Joan Mir est le Champion du Monde en titre et cette réalisation a porté aux nues la méthode de développement à dose homéopathique en vigueur chez Suzuki. Une stratégie qui, cependant, révèle ses limites en 2021. La faute à Ducati qui a accéléré ses travaux sur des aspects jusque-là inconnus dans cette compétition tel que le « holeshot device » qui est à présent un correcteur d’assiette mécaniquement actionné par le pilote, y compris en pleine course. Et non plus seulement au départ. La concurrence, et parfois contre son gré, a suivi le mouvement, sauf la GSX-RR. Une situation que Joan Mir espère évoquer comme un triste souvenir dès la rentrée sur le Red Bull Ring qui ouvrira la seconde partie de la saison…

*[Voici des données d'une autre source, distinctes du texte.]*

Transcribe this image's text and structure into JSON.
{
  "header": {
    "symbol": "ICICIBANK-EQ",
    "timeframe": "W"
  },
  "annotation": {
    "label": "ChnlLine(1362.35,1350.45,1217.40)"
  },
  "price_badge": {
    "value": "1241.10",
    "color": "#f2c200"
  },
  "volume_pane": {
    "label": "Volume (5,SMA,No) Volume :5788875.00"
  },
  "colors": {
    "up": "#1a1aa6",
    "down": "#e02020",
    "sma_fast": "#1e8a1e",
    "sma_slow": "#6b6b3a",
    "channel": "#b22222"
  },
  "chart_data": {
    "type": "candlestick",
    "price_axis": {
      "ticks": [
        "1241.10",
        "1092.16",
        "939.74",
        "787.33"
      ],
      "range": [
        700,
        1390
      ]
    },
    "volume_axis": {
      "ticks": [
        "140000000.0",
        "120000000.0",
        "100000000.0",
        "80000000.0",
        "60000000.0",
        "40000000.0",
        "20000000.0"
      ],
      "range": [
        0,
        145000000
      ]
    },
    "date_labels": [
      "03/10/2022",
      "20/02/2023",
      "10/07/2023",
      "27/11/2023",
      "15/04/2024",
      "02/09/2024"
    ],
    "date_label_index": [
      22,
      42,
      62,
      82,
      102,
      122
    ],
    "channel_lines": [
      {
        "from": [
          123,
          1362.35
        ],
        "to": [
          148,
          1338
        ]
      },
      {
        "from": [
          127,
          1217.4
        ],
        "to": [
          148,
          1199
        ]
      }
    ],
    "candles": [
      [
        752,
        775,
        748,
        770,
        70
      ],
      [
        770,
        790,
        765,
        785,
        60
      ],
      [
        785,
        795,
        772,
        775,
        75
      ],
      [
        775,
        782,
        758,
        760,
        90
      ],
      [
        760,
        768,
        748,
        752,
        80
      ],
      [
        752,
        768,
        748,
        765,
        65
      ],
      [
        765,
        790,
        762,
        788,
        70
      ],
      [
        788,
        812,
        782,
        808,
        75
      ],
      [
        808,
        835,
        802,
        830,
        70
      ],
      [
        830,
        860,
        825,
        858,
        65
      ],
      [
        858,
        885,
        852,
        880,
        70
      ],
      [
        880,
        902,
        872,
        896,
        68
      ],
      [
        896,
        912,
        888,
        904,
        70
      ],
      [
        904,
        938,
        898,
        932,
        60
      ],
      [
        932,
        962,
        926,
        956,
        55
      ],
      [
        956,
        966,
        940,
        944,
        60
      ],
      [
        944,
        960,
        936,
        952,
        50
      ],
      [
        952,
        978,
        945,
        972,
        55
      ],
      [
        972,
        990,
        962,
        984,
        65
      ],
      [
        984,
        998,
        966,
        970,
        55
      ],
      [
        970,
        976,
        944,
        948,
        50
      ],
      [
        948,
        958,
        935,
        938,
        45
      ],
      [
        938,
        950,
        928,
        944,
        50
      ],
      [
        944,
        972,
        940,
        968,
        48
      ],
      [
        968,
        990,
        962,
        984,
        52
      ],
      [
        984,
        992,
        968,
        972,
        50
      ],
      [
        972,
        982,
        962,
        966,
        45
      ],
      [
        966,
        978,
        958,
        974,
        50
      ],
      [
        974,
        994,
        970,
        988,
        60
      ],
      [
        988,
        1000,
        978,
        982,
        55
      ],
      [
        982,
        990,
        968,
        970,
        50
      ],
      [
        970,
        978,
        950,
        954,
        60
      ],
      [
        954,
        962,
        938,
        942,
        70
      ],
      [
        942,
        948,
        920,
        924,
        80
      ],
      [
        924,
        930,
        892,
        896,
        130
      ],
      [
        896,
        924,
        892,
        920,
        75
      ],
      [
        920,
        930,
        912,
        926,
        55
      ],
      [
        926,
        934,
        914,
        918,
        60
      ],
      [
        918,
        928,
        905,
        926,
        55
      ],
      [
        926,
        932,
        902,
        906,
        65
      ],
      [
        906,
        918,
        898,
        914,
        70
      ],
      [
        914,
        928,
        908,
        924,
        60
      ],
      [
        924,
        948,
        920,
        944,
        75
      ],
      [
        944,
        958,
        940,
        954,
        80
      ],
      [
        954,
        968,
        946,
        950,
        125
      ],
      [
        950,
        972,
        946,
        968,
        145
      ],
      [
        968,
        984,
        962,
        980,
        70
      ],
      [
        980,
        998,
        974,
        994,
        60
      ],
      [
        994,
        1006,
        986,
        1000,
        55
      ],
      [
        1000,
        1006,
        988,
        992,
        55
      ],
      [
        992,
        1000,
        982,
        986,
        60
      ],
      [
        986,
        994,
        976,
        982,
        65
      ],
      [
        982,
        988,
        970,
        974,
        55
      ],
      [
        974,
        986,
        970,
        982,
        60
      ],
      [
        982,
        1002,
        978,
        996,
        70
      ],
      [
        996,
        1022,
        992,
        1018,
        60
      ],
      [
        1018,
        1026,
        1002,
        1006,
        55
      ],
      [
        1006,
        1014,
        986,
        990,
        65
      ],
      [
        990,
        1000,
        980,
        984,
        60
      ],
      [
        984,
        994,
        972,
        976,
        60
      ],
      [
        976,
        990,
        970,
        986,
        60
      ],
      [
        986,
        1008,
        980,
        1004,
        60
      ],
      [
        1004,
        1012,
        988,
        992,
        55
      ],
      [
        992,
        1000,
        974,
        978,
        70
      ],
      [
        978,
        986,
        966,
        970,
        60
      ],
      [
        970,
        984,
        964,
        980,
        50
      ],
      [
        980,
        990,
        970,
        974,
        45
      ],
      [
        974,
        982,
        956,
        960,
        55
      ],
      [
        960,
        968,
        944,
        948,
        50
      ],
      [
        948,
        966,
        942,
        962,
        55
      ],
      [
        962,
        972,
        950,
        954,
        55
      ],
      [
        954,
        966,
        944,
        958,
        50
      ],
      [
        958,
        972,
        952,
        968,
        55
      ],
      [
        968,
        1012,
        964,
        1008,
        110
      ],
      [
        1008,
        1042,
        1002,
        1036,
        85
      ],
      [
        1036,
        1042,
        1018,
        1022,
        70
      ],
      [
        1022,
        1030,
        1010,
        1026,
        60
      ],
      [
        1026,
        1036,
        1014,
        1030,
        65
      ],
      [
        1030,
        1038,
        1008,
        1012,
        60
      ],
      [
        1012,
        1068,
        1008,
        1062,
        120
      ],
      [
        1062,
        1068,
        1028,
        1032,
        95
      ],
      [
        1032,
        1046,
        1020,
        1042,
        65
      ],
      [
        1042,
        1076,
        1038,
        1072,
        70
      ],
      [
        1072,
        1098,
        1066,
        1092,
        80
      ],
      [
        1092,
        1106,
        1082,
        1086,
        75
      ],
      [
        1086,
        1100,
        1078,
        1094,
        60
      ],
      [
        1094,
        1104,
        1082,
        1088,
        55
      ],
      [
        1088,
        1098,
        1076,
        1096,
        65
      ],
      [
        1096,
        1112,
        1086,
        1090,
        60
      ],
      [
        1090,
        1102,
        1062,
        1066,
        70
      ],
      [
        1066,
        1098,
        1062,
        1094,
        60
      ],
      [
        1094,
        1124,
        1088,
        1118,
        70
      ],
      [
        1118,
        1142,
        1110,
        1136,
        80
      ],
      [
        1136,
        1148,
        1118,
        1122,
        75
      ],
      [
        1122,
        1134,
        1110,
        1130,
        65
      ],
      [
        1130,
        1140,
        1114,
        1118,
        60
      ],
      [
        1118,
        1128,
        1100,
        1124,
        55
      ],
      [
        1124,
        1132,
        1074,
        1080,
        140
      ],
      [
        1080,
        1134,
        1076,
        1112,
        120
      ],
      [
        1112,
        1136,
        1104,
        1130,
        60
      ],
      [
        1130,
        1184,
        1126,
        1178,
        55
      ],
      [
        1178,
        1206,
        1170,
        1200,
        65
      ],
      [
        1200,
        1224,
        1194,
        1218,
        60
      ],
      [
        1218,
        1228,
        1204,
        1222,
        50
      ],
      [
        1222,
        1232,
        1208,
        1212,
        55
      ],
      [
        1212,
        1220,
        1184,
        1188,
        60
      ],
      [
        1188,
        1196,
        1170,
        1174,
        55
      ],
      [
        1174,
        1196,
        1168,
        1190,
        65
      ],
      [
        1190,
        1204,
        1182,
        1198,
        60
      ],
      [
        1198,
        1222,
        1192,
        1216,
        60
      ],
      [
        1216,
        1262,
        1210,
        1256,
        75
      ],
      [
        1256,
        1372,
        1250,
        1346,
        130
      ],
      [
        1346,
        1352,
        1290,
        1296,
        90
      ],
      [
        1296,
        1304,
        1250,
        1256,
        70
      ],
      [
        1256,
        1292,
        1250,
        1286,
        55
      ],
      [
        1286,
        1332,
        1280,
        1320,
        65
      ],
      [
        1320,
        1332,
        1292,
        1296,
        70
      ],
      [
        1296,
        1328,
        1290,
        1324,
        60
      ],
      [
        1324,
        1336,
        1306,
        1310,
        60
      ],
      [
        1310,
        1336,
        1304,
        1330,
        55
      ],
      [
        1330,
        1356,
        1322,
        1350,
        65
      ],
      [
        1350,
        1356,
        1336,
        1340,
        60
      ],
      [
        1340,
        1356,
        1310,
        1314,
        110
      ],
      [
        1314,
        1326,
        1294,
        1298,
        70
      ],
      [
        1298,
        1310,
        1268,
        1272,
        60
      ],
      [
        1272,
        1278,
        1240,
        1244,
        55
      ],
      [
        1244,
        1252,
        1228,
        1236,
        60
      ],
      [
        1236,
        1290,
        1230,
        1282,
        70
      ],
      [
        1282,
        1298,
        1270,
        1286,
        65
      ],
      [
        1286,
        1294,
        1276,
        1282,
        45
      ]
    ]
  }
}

Joan Mir revendique trois podiums qui sont autant de troisième place au bilan de sa première partie de campagne. Des satisfactions relatives vécues à Portimao au Mugello et dernièrement à Assen. Le voilà quatrième au classement général, coincé entre les deux Ducati officielles de Bagnaia et de Miller, avec 55 points de retard sur un Fabio Quartararo qui est cette fois bien plus solide que l’an passé. Le Majorquin était alors, à ce stade de la compétition, avec 48 longueurs de retard sur le leader il y a un an. Ce n’est que sept points de moins qu’aujourd’hui, mais la situation, signale-t-il, est plus périlleuse.

Une dégradation qui n’est pas due au départ de Davide Brivio. Cet argument, il ne veut pas l’entendre. Car pour lui, le retard à l’allumage vient directement d’Hamamatsu et il le dit franchement : « lors des tests de présaison, Honda, Yamaha, Ducati, mais aussi Aprilia et KTM ont développé les motos. Suzuki non ». On ne peut pas être plus clair et plus cassant… sauf à en remettre encore une petite couche : « nous avons apporté un nouveau cadre, un nouveau bras oscillant. En général, cela fonctionne, mais il faut apporter plus ». Mir trouve cependant des circonstances atténuantes : « je dois dire que je ne m’attendais pas à une si grande amélioration de la part des autres fabricants. Probablement même pas Suzuki, et cela rend probablement les choses un peu plus difficiles ».

Joan Mir

 

Joan Mir : « je sais qu’ils peinent chez Suzuki. Ils veulent la même chose que moi »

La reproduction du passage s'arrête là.